Directions: In a large cast-iron skillet or other heavy pot, heat 1 tablespoon olive oil. Season turkey with salt and pepper, and cook over medium-high heat until browned all over, about 8 minutes. Transfer to a plate. Add remaining oil to pan along with garlic, diced onion, oregano, and jalapeño. Cook over medium heat, stirring, until onion is softened, about 8 minutes. Add tomato, ancho, and cinnamon stick. Cook, stirring, until tomato releases juices.

Return turkey to the pan, add the beer and water, then bring to a boil. Cover, reduce heat to low, and simmer, turning once, until turkey is tender, about 1 hour. Transfer to a plate, and let cool. Discard oregano and cinnamon stick. Reduce sauce over high heat until you have ¼ cup, about 12 minutes.
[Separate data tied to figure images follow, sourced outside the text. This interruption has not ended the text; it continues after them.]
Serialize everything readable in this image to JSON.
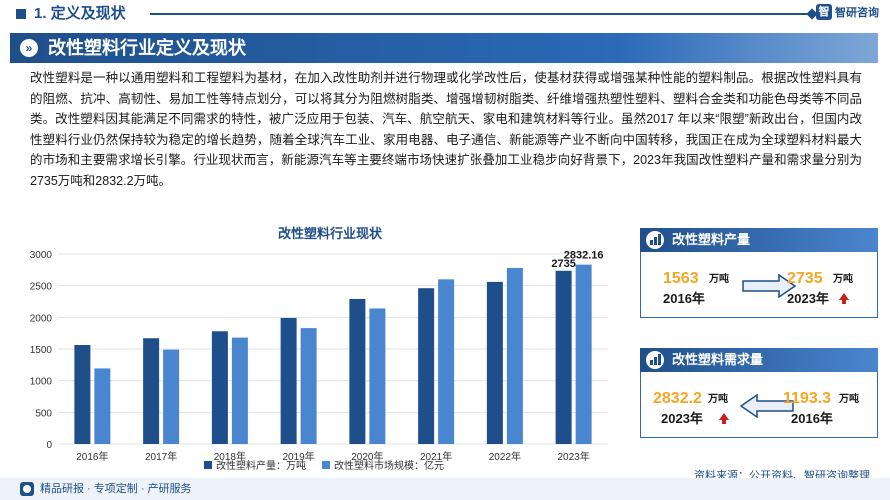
{
  "header": {
    "section_title": "1. 定义及现状",
    "logo_text": "智研咨询",
    "logo_mark": "智"
  },
  "banner": {
    "title": "改性塑料行业定义及现状"
  },
  "paragraph": "改性塑料是一种以通用塑料和工程塑料为基材，在加入改性助剂并进行物理或化学改性后，使基材获得或增强某种性能的塑料制品。根据改性塑料具有的阻燃、抗冲、高韧性、易加工性等特点划分，可以将其分为阻燃树脂类、增强增韧树脂类、纤维增强热塑性塑料、塑料合金类和功能色母类等不同品类。改性塑料因其能满足不同需求的特性，被广泛应用于包装、汽车、航空航天、家电和建筑材料等行业。虽然2017 年以来“限塑”新政出台，但国内改性塑料行业仍然保持较为稳定的增长趋势，随着全球汽车工业、家用电器、电子通信、新能源等产业不断向中国转移，我国正在成为全球塑料材料最大的市场和主要需求增长引擎。行业现状而言，新能源汽车等主要终端市场快速扩张叠加工业稳步向好背景下，2023年我国改性塑料产量和需求量分别为2735万吨和2832.2万吨。",
  "chart_data": {
    "type": "bar",
    "title": "改性塑料行业现状",
    "categories": [
      "2016年",
      "2017年",
      "2018年",
      "2019年",
      "2020年",
      "2021年",
      "2022年",
      "2023年"
    ],
    "series": [
      {
        "name": "改性塑料产量：万吨",
        "color": "#1f4f8a",
        "values": [
          1563,
          1670,
          1780,
          1990,
          2290,
          2460,
          2560,
          2735
        ]
      },
      {
        "name": "改性塑料市场规模：亿元",
        "color": "#4a86cf",
        "values": [
          1193.3,
          1490,
          1680,
          1830,
          2140,
          2600,
          2780,
          2832.16
        ]
      }
    ],
    "ylim": [
      0,
      3000
    ],
    "yticks": [
      "0",
      "500",
      "1000",
      "1500",
      "2000",
      "2500",
      "3000"
    ],
    "data_labels": {
      "production_2023": "2735",
      "market_2023": "2832.16"
    },
    "grid": true,
    "legend_position": "bottom"
  },
  "production_card": {
    "title": "改性塑料产量",
    "from_value": "1563",
    "from_unit": "万吨",
    "from_year": "2016年",
    "to_value": "2735",
    "to_unit": "万吨",
    "to_year": "2023年"
  },
  "demand_card": {
    "title": "改性塑料需求量",
    "new_value": "2832.2",
    "new_unit": "万吨",
    "new_year": "2023年",
    "old_value": "1193.3",
    "old_unit": "万吨",
    "old_year": "2016年"
  },
  "footer": {
    "slogan": "精品研报 · 专项定制 · 产研服务",
    "source": "资料来源：公开资料、智研咨询整理"
  },
  "colors": {
    "brand": "#1f4f8a",
    "accent": "#f5a623",
    "up_arrow": "#c8201c"
  },
  "icons": [
    "section-marker-icon",
    "chevron-right-icon",
    "bar-chart-icon",
    "arrow-right-icon",
    "arrow-left-icon",
    "up-arrow-icon",
    "logo-icon"
  ]
}
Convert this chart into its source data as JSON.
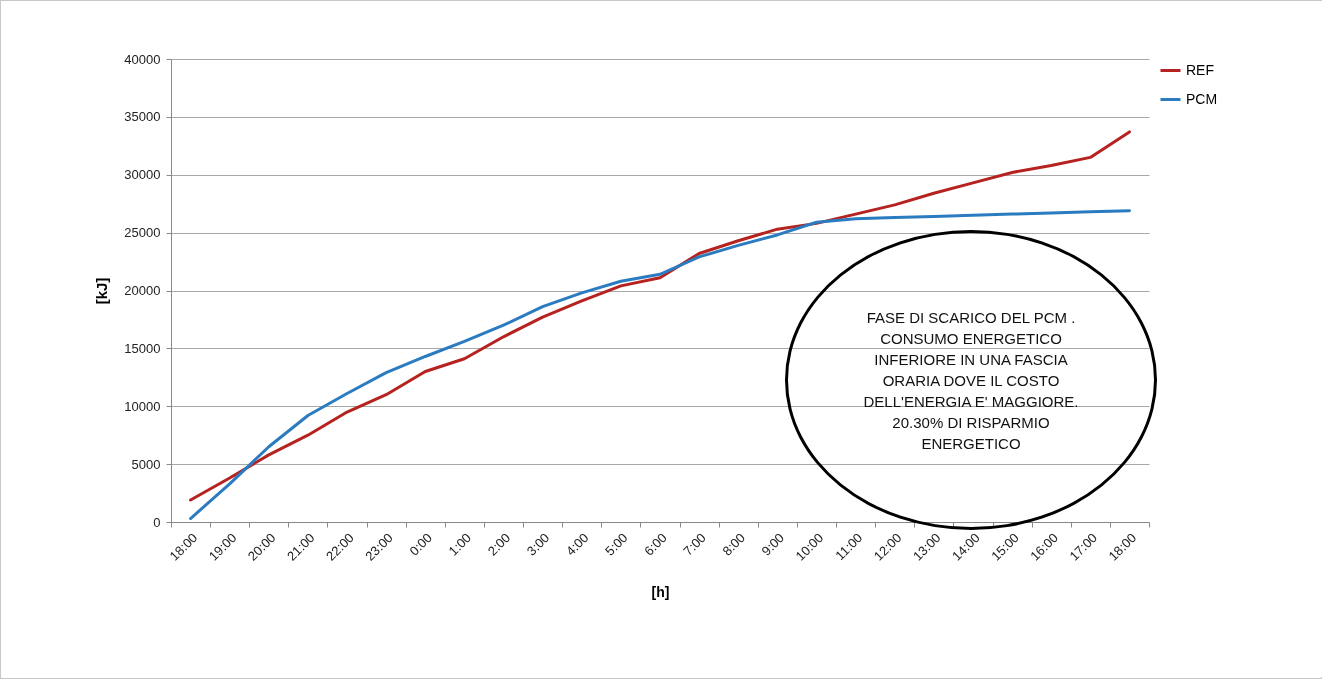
{
  "chart_data": {
    "type": "line",
    "xlabel": "[h]",
    "ylabel": "[kJ]",
    "categories": [
      "18:00",
      "19:00",
      "20:00",
      "21:00",
      "22:00",
      "23:00",
      "0:00",
      "1:00",
      "2:00",
      "3:00",
      "4:00",
      "5:00",
      "6:00",
      "7:00",
      "8:00",
      "9:00",
      "10:00",
      "11:00",
      "12:00",
      "13:00",
      "14:00",
      "15:00",
      "16:00",
      "17:00",
      "18:00"
    ],
    "series": [
      {
        "name": "REF",
        "color": "#b5221f",
        "values": [
          1900,
          3800,
          5800,
          7500,
          9500,
          11000,
          13000,
          14100,
          16000,
          17700,
          19100,
          20400,
          21100,
          23200,
          24300,
          25300,
          25800,
          26600,
          27400,
          28400,
          29300,
          30200,
          30800,
          31500,
          33700
        ]
      },
      {
        "name": "PCM",
        "color": "#2b7bc0",
        "values": [
          300,
          3300,
          6500,
          9200,
          11100,
          12900,
          14300,
          15600,
          17000,
          18600,
          19800,
          20800,
          21400,
          22900,
          23900,
          24800,
          25900,
          26200,
          26300,
          26400,
          26500,
          26600,
          26700,
          26800,
          26900
        ]
      }
    ],
    "ylim": [
      0,
      40000
    ],
    "yticks": [
      0,
      5000,
      10000,
      15000,
      20000,
      25000,
      30000,
      35000,
      40000
    ],
    "grid": "y",
    "legend": "right",
    "line_style": "solid",
    "marker": "none",
    "annotations": [
      "FASE DI SCARICO DEL PCM . CONSUMO ENERGETICO INFERIORE IN UNA FASCIA ORARIA DOVE IL COSTO DELL'ENERGIA E' MAGGIORE. 20.30% DI RISPARMIO ENERGETICO"
    ]
  }
}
Preheat oven to 350 degrees Fahrenheit. Wrap tortillas in foil, and bake for 8 minutes, or until softened and warm. Remove turkey meat from bone, and shred. Transfer sauce to a food processor, and blend until smooth. Return to pot, and stir in turkey. Season with salt and pepper. Serve turkey on tortillas, and garnish with minced onion, sesame seeds, and cilantro sprigs.

5. Thai Coconut Soup with Turkey Meatballs

meatball curry
Source: iStock

Meatballs are a great way to use any of your favorite proteins, so give turkey a try with this bold curry soup from BBC Good Food. Using coconut milk, curry paste, cilantro, and fish sauce helps you achieve monster flavor in under 30 minutes. It’s the perfect meal to wake up your midweek, and so much healthier than anything you’ll get from your local Thai takeout spot.


  • ½ small bunch of cilantro, stems chopped and leaves reserved
  • 1 garlic clove
  • 9 ounces ground turkey
  • 1 tablespoon fish sauce, divided
  • 2 tablespoon Thai tom yum or Thai red curry paste
  • 1 (14-ounce) can low-fat coconut milk
  • 17 ounces chicken or vegetable stock
  • Zest and juice of 2 limes
  • 1 (10-ounce) package stir-fry vegetables
  • 7 ounces cooked egg or rice noodles

Directions: Pulse cilantro stems in a food processor until finely chopped. Add turkey and 1 teaspoon of fish sauce. Pulse just to combine. Roll into meatballs.

In a saucepan, heat the tom yum or curry paste with a splash of water for 2 to 3 minutes. Add the coconut milk, stock, lime zest, lime juice, and remaining fish sauce. Bring to a simmer, and add the meatballs. Cook for 3 minutes. Add vegetables, and cook 5 minutes longer, or until meatballs are fully cooked. Add noodles, and cook just to warm through. Serve with cilantro leaves.